# Can a sound engineer with live stage experience explain to me why...



## Andromalia (Jun 18, 2016)

In EVERY ***** open air show I attend, the first 10 minutes have over the top drum kicks making the public go back 20 cm at every hit ?

I know they do balance with an empty field and that the public once present likely dampens the highs more so why in the nine bleeping hells don't engineers account for it ? I'm talking big bands with big budget here, like an unnamed one who tours on a 747 and some guys raving about their drakkars, in a big "brand" festival to boot. I suspect they do have the means to hire some very competent people, so why does this *always* happen ?


----------



## A-Branger (Jun 23, 2016)

i havent experience what you are saying, but one of the many reasons could be a difference on playing from the sound check.

some guys might have only a random dude playing the kit and not the main drummer. Or during sound check they might just play normal, but once the show starts the they really dig into it.


----------



## Rachmaninoff (Jun 23, 2016)

Andromalia said:


> I know they do balance with an empty field and that the public once present likely dampens the highs more so why in the nine bleeping hells don't engineers account for it ?



They do, but it's very hard to guess it 100% right. The fine tuning is done during the first song. The sound guy must not only be experienced, but he also must know the venue very well, in order to make it work before the band starts playing.


----------



## bostjan (Jun 23, 2016)

Generally more stigma attached to the kick being too quiet than to it being too loud plays a part, too, I believe. Also, often times, there is less compression on the low end to get a tighter attack, so the levels can be touchier, but mostly what's already been said.


----------



## TonyFlyingSquirrel (Jul 20, 2016)

Believe it or not, wind and temperature can have significant affects on sound quality, especially in open air.

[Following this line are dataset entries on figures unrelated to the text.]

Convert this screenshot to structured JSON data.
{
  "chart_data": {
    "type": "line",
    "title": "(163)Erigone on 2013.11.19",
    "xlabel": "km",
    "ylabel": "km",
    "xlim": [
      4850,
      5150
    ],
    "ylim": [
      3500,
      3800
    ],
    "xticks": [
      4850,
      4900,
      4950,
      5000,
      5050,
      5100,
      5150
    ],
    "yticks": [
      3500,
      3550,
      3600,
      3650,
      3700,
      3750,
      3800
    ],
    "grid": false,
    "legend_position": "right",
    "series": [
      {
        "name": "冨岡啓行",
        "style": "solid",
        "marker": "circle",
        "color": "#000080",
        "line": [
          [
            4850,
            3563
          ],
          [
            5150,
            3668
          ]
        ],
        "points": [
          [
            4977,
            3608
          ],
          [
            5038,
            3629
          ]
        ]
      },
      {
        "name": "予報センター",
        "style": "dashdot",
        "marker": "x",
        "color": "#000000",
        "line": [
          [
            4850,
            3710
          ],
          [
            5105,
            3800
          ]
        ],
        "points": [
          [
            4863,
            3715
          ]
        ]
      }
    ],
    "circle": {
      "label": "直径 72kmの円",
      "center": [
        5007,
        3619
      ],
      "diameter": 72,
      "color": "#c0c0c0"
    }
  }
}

Here in the U.S.A., many outdoor gigs are setup in Ampitheaters or Stadiums, which allow for some natural projection of sound toward a specific direction. Open air situations like some of the larger raceways or fields are not even remotely engineered with sound reproduction in mind.


----------



## Bloody_Inferno (Jul 21, 2016)

TonyFlyingSquirrel said:


> Believe it or not, wind and temperature can have significant affects on sound quality, especially in open air.
> 
> Here in the U.S.A., many outdoor gigs are setup in Ampitheaters or Stadiums, which allow for some natural projection of sound toward a specific direction. Open air situations like some of the larger raceways or fields are not even remotely engineered with sound reproduction in mind.



 Outdoor performances have so many variables largely due to natural elements. Even some of the best live acts will suffer in sound in certain conditions, and even differ if you're standing in a certain part of the field.

One of the best festival bands I've ever heard was Garbage. One of the key factors that separated them from the rest of the bands I saw that day was that the drums had a plexi glass barrier. It was such a simple but very effective solution with drums. That and I guess it certainly helps to be a band with members mostly consists of experienced producers. They were sonically the best sounding band I heard that day.


----------